An apostrophe problem is spotted, malaysian airlines conspiracies abound, and board games of 7 Wonders and Infarct are enjoyed.

Apostrophe available

As I was leaving a business meeting the other day, I saw the following across the road and couldn’t help but to take a shot of it.

Apostrophe available – mind the gap

Which is the greater crime? The greengrocer’s apostrophe where inappropriate ones are added, or the situation where the apostrophe has been removed after the fact, resulting in an inappropriate gap where said apostrophe used to be? It’s a tough call.

Malaysian airline conspiracies

Today the internet has been abuzz about how the engines of the missing 777 were sending out data for up to 5 hours after radar contact was lost, then denials cause plenty of conspiracy claims to arise, before corrections occur about how even though the Rolls Royce engines are configured to send out 30-minute updates on their performance, that no data was actually received and it was satellite pings instead (with no data) that were occurring for that additional amount of time.
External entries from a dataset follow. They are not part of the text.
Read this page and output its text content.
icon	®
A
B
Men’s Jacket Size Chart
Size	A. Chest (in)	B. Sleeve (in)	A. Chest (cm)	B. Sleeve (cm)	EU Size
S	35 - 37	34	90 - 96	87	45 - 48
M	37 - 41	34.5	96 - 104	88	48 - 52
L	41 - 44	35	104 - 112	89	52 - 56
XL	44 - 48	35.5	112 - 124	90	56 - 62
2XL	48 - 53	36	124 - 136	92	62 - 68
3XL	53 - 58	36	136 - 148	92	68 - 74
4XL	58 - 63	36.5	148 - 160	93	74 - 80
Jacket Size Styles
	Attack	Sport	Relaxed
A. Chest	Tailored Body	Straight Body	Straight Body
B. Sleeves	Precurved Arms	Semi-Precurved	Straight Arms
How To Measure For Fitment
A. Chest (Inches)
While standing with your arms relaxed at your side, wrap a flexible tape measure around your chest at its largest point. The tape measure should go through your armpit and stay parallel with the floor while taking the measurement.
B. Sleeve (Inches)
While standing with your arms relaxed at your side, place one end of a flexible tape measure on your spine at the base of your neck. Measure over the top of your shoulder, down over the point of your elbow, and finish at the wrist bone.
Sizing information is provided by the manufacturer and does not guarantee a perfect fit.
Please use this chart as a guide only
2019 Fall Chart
Meanwhile I have people in the community centre saying that the pilot was irresponsible throwing parties and letting people inappropriately in to the cabin. 10 seconds of research later I find that it’s the co-pilot on an earlier flight that was responsible for such misbehaviour. That doesn’t matter I’m told though, because the pilot was most likely in on things too from that earlier flight. To which I retort that it’s not even known that the current pilot is the same as the one who was with the co pilot on the previous flight.

I know that people have their own personal beliefs about these things and attempt to rationalise them in the face of facts and evidence, but when such ideas are so easily killed when curiosity leads you to investigate, it’s no wonder that conspiracies arise. There’s a lot that’s unknown about the flight, and no matter how much we want to have certainty about what occurred, is serves no benefit to religiously believe things about it. Sometimes we just have to accept that we just don’t know, while we await the facts that come from an investigation of the verifiable evidence.

Board games

Tonight we were over at Frances’ place in New Brighton, where we got to enjoy 7 Wonders, Infarct, and Carcassonne.

7 Wonders

7 Wonders is a card development game, where you attempt to gather resources to build one of the great cities of the ancient world. There are several paths to winning the game by collecting victory points, which can be from completing stages of your monument, to having a large militia, or by owning lots of science and technology cards.

The game is played in three rounds where you choose an item from your hand and then pass it around to the next player, with the hand getting smaller each time until the last unchosen item is discarded. In this way, some interesting strategy can occur as you attempt to prevent your neighbour from benefiting too much from what you give them too.

With each card you can either place it visible on the table in front of you, discard it unseen for coin, or use it unseen to complete a stage of your monument. Many of the cards need certain resources to be already on the table before they’re played, and a handy mechanism is that you can sight those resources from your neighbours too if you so desire, at the cost of a few coin for the privilege of doing so.

The last round gets interesting for resources and materials are phased out at round 2 and are no longer there in round 3. Instead different bonus cards appear which give you victory points for different conditions, such as where you or your neighbours own certain types of resources, or they can be science cards that stack to give you large victory points at the end.

It’s a fairly fast game to play, taking just half an hour in all, but the strategy involved makes for an interesting game to keep coming back to.


Infarct is a nice party game where you want to be the last one standing at the party. Everyone has a board where you keep track of stats such as blood pressure, depression, cancer, diabetes, etc., and the aim of the game is to throw parties where you get to play cards that increase the stats of the people on either side of you, while you try to keep your own stats under control.

At the start of the game you get to choose from a range of life-altering events, such as a car accident, winning lotto, the mother in law staying, or going on holiday – each one affecting your stats in different ways.

Afterwards you then use three player tokens (or meeples) to decide what you want to do, where you have a choice between going to work where you earn $$$ but gain depression, go for a workout, shop at the supermarket, get some drugs, swap cards with some available on the board, or stay home and choose from dining in or throwing a party.

Each of these either affects your stats, or allows you to gain cards that can then be used when you stay home, either on yourself by dining in or on others when throwing a party. As you may imagine, lots of parties get thrown as you attempt to top out your neighbours stats.